Driverless Cars Will Need Their Own Roads Says Expert

Mon 2nd Dec 2019

A future for autonomous vehicles has hit a bump in the road after a leading academic suggested that human drivers and pedestrians could be in danger from driverless cars.

Nick Chater, Professor of Behavioural Science at Warwick Business School has said that while major advancements have been made in the Artificial Intelligence required to power an autonomous vehicle, there is still plenty of work to be done for vehicles to interact with other road users.

Driverless cars must be able to mimic other human motorists to be safe, otherwise they may be limited to their own road network.

“Alan Turing famously challenged future generations to create a machine that would be indistinguishable from a person through the medium of written language,” said Chater.

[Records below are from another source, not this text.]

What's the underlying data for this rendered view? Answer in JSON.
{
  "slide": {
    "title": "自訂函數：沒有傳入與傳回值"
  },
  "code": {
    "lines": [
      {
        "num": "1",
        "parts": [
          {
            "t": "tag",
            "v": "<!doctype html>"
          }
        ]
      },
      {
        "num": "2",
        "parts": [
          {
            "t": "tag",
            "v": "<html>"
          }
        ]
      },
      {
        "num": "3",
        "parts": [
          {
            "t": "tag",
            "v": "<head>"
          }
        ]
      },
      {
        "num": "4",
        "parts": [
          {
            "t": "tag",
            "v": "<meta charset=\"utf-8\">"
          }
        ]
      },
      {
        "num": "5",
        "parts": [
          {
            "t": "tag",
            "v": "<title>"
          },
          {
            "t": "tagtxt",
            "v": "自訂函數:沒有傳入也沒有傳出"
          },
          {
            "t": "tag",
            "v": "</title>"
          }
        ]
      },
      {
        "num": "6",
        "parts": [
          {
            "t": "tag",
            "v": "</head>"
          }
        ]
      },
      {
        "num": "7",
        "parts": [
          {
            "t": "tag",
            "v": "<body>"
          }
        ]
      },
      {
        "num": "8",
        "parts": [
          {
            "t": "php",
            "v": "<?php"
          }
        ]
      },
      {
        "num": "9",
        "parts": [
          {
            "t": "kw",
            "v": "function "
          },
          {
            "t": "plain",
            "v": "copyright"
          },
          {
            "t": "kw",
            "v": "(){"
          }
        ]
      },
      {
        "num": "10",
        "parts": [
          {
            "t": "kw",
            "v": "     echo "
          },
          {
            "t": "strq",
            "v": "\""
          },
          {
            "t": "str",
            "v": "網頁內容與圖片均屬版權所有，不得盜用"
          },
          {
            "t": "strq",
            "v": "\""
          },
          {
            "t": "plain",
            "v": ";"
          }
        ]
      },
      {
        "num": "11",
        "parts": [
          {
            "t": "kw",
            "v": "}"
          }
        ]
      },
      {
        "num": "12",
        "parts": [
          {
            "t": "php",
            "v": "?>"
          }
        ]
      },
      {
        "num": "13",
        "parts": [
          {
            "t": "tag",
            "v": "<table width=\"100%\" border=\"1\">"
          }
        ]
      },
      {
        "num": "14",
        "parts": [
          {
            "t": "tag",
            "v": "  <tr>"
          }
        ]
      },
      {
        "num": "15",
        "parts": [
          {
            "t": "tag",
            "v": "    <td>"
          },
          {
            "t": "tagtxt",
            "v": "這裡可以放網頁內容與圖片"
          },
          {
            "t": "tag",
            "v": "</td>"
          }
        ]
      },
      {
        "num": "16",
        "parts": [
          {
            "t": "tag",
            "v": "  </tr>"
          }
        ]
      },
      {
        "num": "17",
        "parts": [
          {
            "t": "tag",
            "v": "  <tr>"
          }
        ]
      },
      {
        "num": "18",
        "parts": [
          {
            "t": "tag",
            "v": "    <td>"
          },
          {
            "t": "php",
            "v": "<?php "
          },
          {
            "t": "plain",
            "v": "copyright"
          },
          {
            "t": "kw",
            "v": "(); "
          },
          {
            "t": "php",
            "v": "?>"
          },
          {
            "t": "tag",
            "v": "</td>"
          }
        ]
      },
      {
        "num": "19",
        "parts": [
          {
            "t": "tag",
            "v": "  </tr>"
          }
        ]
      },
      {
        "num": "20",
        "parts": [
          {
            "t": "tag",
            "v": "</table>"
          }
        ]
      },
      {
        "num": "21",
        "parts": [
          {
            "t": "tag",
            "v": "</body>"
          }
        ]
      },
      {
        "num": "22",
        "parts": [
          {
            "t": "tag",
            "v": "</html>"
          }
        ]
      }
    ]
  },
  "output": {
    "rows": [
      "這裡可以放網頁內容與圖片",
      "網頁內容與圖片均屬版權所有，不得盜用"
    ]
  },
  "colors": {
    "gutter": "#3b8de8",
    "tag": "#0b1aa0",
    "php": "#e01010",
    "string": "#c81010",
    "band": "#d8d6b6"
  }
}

“The future of fully autonomous vehicles depends on science meeting a similar challenge – creating computer systems that drive in a way that blends seamlessly and safely with human drivers.

“This involves addressing fundamental questions at the frontiers of cognitive science, which have not been fully answered.

“Mixing autonomous vehicles with human drivers and cyclists on our cluttered roads seems too dangerous. The best way forward may be to give them their own roads.”

While driverless cars may be able to interact with so-called ‘normal’ traffic situations, the introduction of human interaction such as smiling, pointing, nodding or even beeping a horn may be problematic for AI.

Chater continued: “‘Negotiating the traffic’ is not merely a figure of speech. It involves an actual process of tacit negotiation with other road users in a safety critical environment. It is crucial that everyone reaches the same – or at least compatible – agreements to prevent a potential accident.

“These human interactions are so effortless that we are unaware of the complex reasoning involved. Teaching a machine to mimic that reasoning is a huge challenge. The rate of progress on this challenge may prove a decisive limiting factor in the development of autonomous vehicles.

“One argument for driverless vehicles is that the occupant will be able to focus their attention elsewhere. It has even been suggested they could sleep during a journey.

“If that is the case, a human will not be able to decide how to act in a complex negotiation when they have previously been engaged in some other task.”